Alston was silent for a moment. His voice sounded tired when he finally spoke.
"What else can I do? She'll have to flunk out."
SEVENTEEN
Tim was feeling restless, edgy. He couldn't handle studying tonight. He wanted to be with Quinn but she was booking it for the anatomy practical tomorrow. So he wandered.
He wound up in the north wing's first-floor lounge—soft, shapeless leather couches, a dropped ceiling for acoustical effect, snack and soft drink machines lined up against the rear wall. Joe Nappo was stretched out in front of the big rear-projection screen watching some cop movie. Tim dropped into one of the rear seats. He didn't recognize the movie but he did recognize Peter Weller's face from the Robocop flicks. On the screen, Weller was tearing his apartment apart, looking for something. Tim didn't know what the film was about and didn't care. He stared at the screen without really following the action. He had other things on his mind.
Like his own mind, for instance.
His last bull session—the one Quinn had sat in on—still bothered him. It baffled him how he could believe one way and think another. The shrinks had a term for it: cognitive dissociation. Two conflicting points of view existing within the same person.

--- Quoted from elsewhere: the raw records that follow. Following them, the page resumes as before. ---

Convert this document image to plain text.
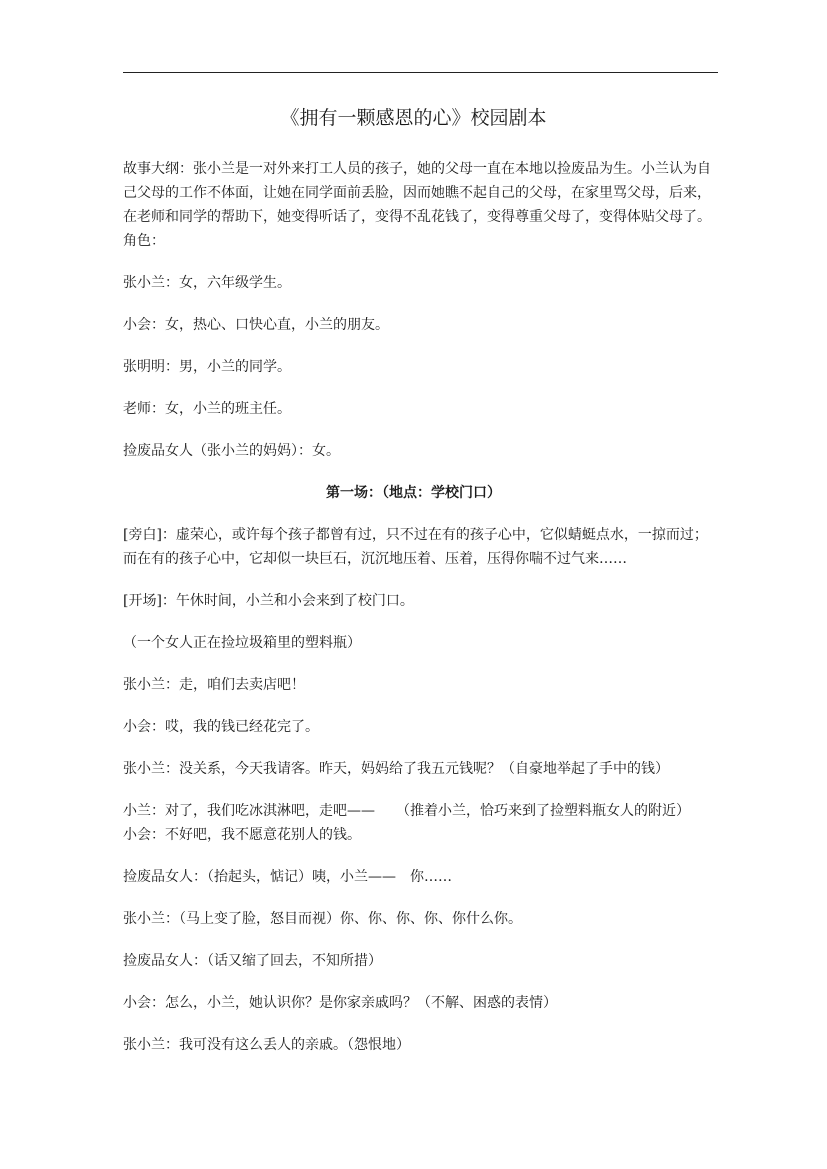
《拥有一颗感恩的心》校园剧本
故事大纲：张小兰是一对外来打工人员的孩子，她的父母一直在本地以捡废品为生。小兰认为自己父母的工作不体面，让她在同学面前丢脸，因而她瞧不起自己的父母，在家里骂父母，后来，在老师和同学的帮助下，她变得听话了，变得不乱花钱了，变得尊重父母了，变得体贴父母了。 角色：
张小兰：女，六年级学生。
小会：女，热心、口快心直，小兰的朋友。
张明明：男，小兰的同学。
老师：女，小兰的班主任。
捡废品女人（张小兰的妈妈）：女。
第一场：（地点：学校门口）
[旁白]：虚荣心，或许每个孩子都曾有过，只不过在有的孩子心中，它似蜻蜓点水，一掠而过；而在有的孩子心中，它却似一块巨石，沉沉地压着、压着，压得你喘不过气来……
[开场]：午休时间，小兰和小会来到了校门口。
（一个女人正在捡垃圾箱里的塑料瓶）
张小兰：走，咱们去卖店吧！
小会：哎，我的钱已经花完了。
张小兰：没关系，今天我请客。昨天，妈妈给了我五元钱呢？（自豪地举起了手中的钱）
小兰：对了，我们吃冰淇淋吧，走吧——　　（推着小兰，恰巧来到了捡塑料瓶女人的附近）
小会：不好吧，我不愿意花别人的钱。
捡废品女人：（抬起头，惦记）咦，小兰——　你……
张小兰：（马上变了脸，怒目而视）你、你、你、你、你什么你。
捡废品女人：（话又缩了回去，不知所措）
小会：怎么，小兰，她认识你？是你家亲戚吗？（不解、困惑的表情）
张小兰：我可没有这么丢人的亲戚。（怨恨地）
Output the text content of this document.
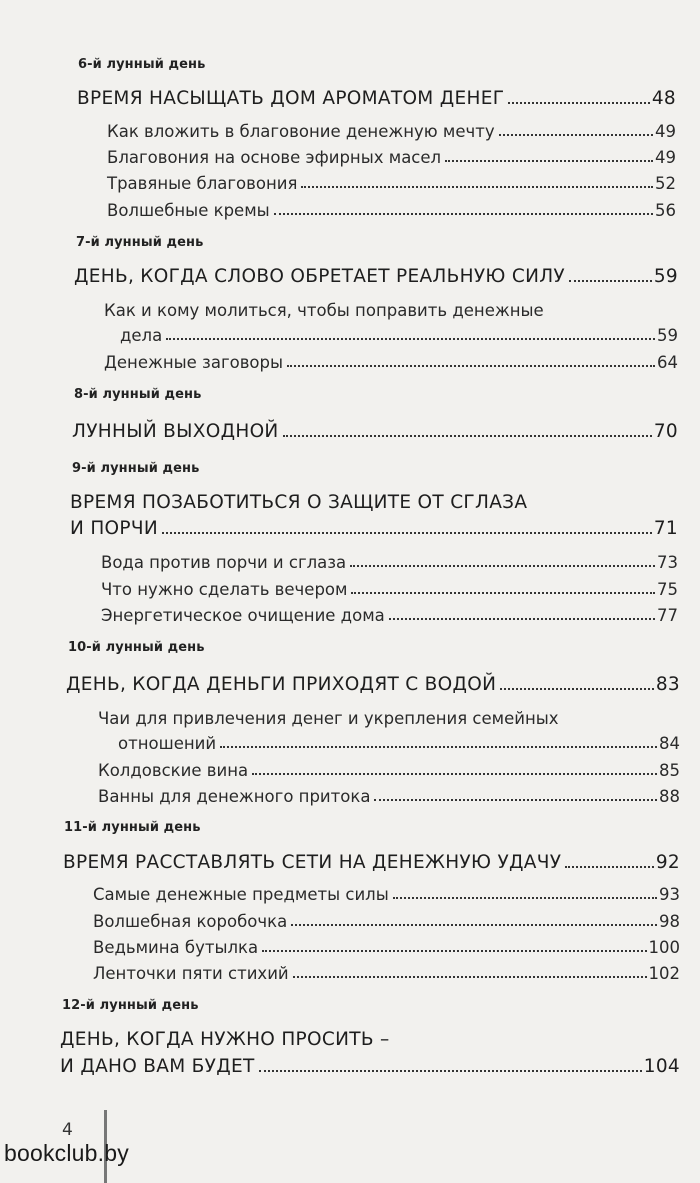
6-й лунный день
ВРЕМЯ НАСЫЩАТЬ ДОМ АРОМАТОМ ДЕНЕГ	48
Как вложить в благовоние денежную мечту	49
Благовония на основе эфирных масел	49
Травяные благовония	52
Волшебные кремы	56
7-й лунный день
ДЕНЬ, КОГДА СЛОВО ОБРЕТАЕТ РЕАЛЬНУЮ СИЛУ	59
Как и кому молиться, чтобы поправить денежные
дела	59
Денежные заговоры	64
8-й лунный день
ЛУННЫЙ ВЫХОДНОЙ	70
9-й лунный день
ВРЕМЯ ПОЗАБОТИТЬСЯ О ЗАЩИТЕ ОТ СГЛАЗА
И ПОРЧИ	71
Вода против порчи и сглаза	73
Что нужно сделать вечером	75
Энергетическое очищение дома	77
10-й лунный день
ДЕНЬ, КОГДА ДЕНЬГИ ПРИХОДЯТ С ВОДОЙ	83
Чаи для привлечения денег и укрепления семейных
отношений	84
Колдовские вина	85
Ванны для денежного притока	88
11-й лунный день
ВРЕМЯ РАССТАВЛЯТЬ СЕТИ НА ДЕНЕЖНУЮ УДАЧУ	92
Самые денежные предметы силы	93
Волшебная коробочка	98
Ведьмина бутылка	100
Ленточки пяти стихий	102
12-й лунный день
ДЕНЬ, КОГДА НУЖНО ПРОСИТЬ –
И ДАНО ВАМ БУДЕТ	104
4
bookclub.by
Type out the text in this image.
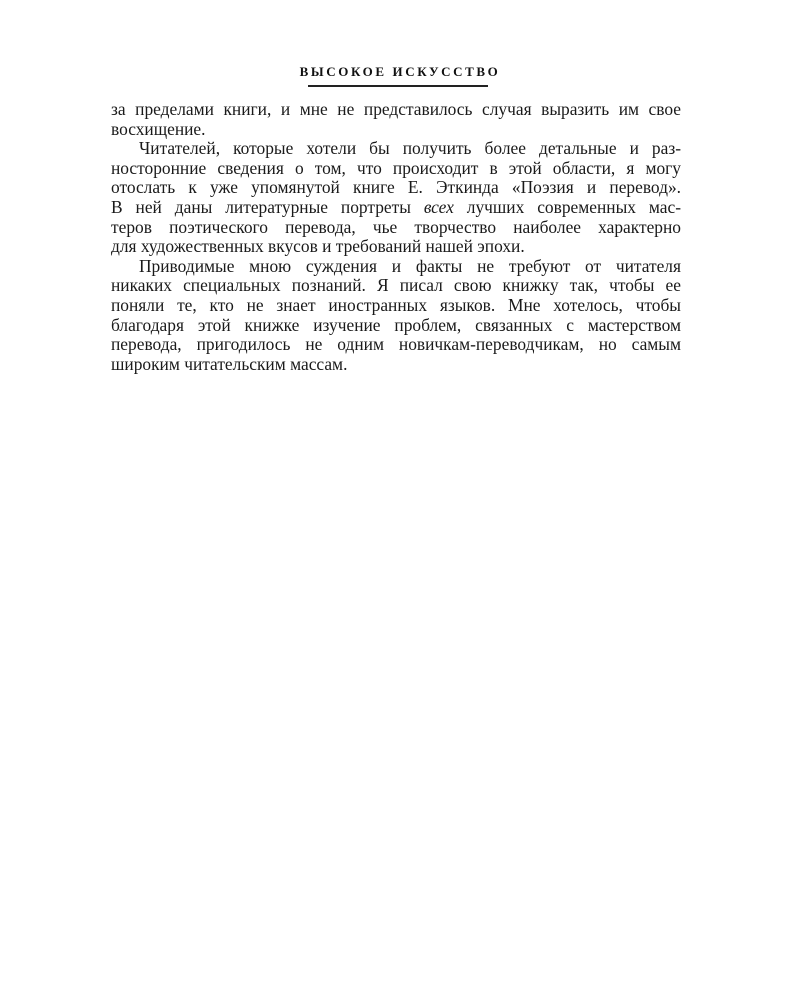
ВЫСОКОЕ ИСКУССТВО
за пределами книги, и мне не представилось случая выразить им свое
восхищение.
Читателей, которые хотели бы получить более детальные и раз-
носторонние сведения о том, что происходит в этой области, я могу
отослать к уже упомянутой книге Е. Эткинда «Поэзия и перевод».
В ней даны литературные портреты всех лучших современных мас-
теров поэтического перевода, чье творчество наиболее характерно
для художественных вкусов и требований нашей эпохи.
Приводимые мною суждения и факты не требуют от читателя
никаких специальных познаний. Я писал свою книжку так, чтобы ее
поняли те, кто не знает иностранных языков. Мне хотелось, чтобы
благодаря этой книжке изучение проблем, связанных с мастерством
перевода, пригодилось не одним новичкам-переводчикам, но самым
широким читательским массам.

...on the screen Peter Weller pulled his telephones apart, then began unscrewing the plates over the electrical outlets in his walls...
Tim realized he had two intellectual positions, one very much like Quinn's, the other identical to Harrison's, warring within him. The first seemed to spring from his gut, seemed to belong to him, but it had been battered into the mud by the second position. He might have forgotten it had ever existed had not Quinn's arguments caused it to stir. And that stirring had pointed up the vague strangeness of Harrison's position. What was it doing in his head? It sounded like an echo of everybody else who spoke up at the bull sessions.